En 1790, les municipalités dans la RévolutionAu
nom de notre association j’utiliserai bien l’adresse à l’assemblée des Délégués
faite par le maire de Pontivy Bourdonnay. Voici
ce que dit Bourdonnay, --vous savez que le square où nous sommes actuellement
porte son nom-- au nom de la municipalité de Pontivy, en s’adressant à
l’assemblée. “La
municipalité de Pontivy sent tout le prix de la position et de l’honneur que
vous lui avez fait en l’invitant à prendre place dans votre assemblée. Les
races futures sauront que vous êtes accourus de tous les coins de la Bretagne
et de l’Anjou, pour rompre par une glorieuse coalition le dernier anneau
d’une chaîne pesante qu ‘on masquait sous le titre trompeur de privilège”. L’initiative
de cette assemblée, ici en 1790, rompait comme on le voit avec le passé. Elle
s’inscrivait dans le vaste soulèvement de la Grande Révolution française
qui allait ouvrir à notre pays et au monde entier une ère nouvelle. Le
bureau provisoire de notre Association Républicaine m’a fait l’honneur de
me confier les fonctions de Président, mandat que j’assumerai aux côtés des
autres membres du bureau jusqu’à son renouvellement tel que prévu dans nos
statuts. Je
vous remercie à mon tour d’être “accourus de tous les coins de la
Bretagne et de l‘Anjou” pour reprendre l’expression de Bourdonnay et
de manifester ainsi par votre présence votre attachement à la fraternité,
l’égalité et la liberté et aux généreuses résolutions adoptées en 1790
et gravées dans la pierre de ce magnifique monument.

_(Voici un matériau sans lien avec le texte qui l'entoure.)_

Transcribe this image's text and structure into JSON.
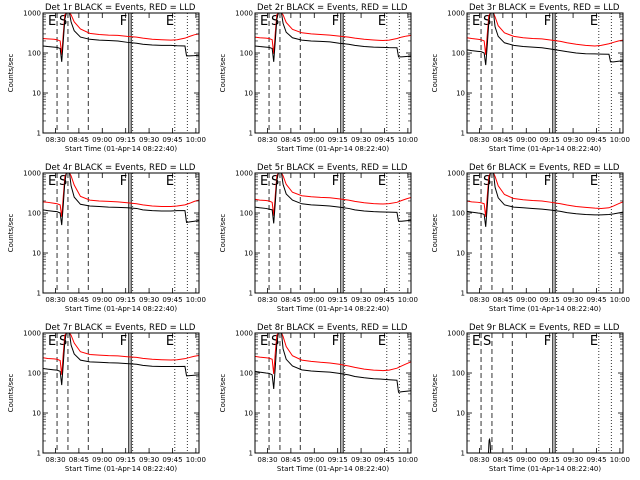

La FraternitéOn peut se demander ce que représentait cette assemblée il y a 212 ans ? Je lis les paroles de Joseph Audic, procureur de la commune de Neulliac. “Il
nous est impossible, nous gens de campagne, d’exprimer la joie, le plaisir et
l’amitié que nous avons, et les remerciements que nous devons à nos frères
députés et venus ici des villes de cette province et de celle de l’Anjou. Je
peux dire que c’est un don de l’être suprême, pour nous délivrer de l’état
d’esclavage dont nous gémissons et nos ancêtres, depuis plusieurs siècles,
par la tyrannie des seigneurs, surtout ceux de l‘usement de Rohan. Non pas même
le dernier laquais à peine daignait nous parler. Je vois avec plaisir, mes frères,
que toute l’assemblée nous fait l’honneur de nous appeler leurs frères,
ainsi nous resterons à jamais tous réunis “. Quel
cri d’espoir d’un paysan devant les réformes envisagées et dans lesquelles
ont pressent les prémisses de là République qui seule pouvait mener à son
terme les aspirations des masses paysannes! Pour
qui en douterait, on peut citer cette autre déclaration: «
... Après avoir usurpé presque tout nos droits, nous faisions de viles corvées
comme les plus vils de tous les hommes,(...) et à présent je vois avec
beaucoup de plaisir et d’amitié que nous avons l’honneur de nous appeler
tous frères, ainsi nous resterons à jamais unis par le lien de fraternité,
comme étant tous frères et tous enfants d’un même père. Ainsi messieurs,
nous vous remercions de la peine que vous vous donnez, surtout, M le Président
M le Vice Président et MM de l’assemblée”. Voyez
ce lien de “fraternité” qui s’exprimait dans cette assemblée. C’était,
nul n’en doute, dans ces termes simples et émouvants que se manifestait le
sentiment d’appartenance à la Nation française. Le
fait est d’autant plus notable que l’affirmation de cette appartenance à la
Nation se réalisait dans la plupart des régions de France, toutes elles aussi
engagées dans le processus initié depuis quelques mois à l’échelle du pays
par la réunion des Etats généraux au mois de mai 1789 et les événements qui
se sont par la suite précipités, et dans lesquels les députés bretons,
initiateurs du Club des Jacobins, ont joué un rôle de premier plan. Les
paysans, encore soumis dans notre province à un état voisin du servage, accédaient
ainsi au rang de citoyens. Et ce n’est donc que justice que le monument de la
Fédération de Pontivy porte gravé pour les générations à venir les
premiers articles des droits de l’Homme et du Citoyen : « Tous les hommes
naissent et demeurent libres et égaux en droits... »
L'ÉgalitéÉvoquant
ici même, l’an dernier, les menaces de remise en cause de cette incomparable
avancée de civilisation, je disais que “la
reconnaissance du régionalisme ethnique dans les institutions françaises est
une rupture avec la notion de citoyenneté sur laquelle repose la constitution.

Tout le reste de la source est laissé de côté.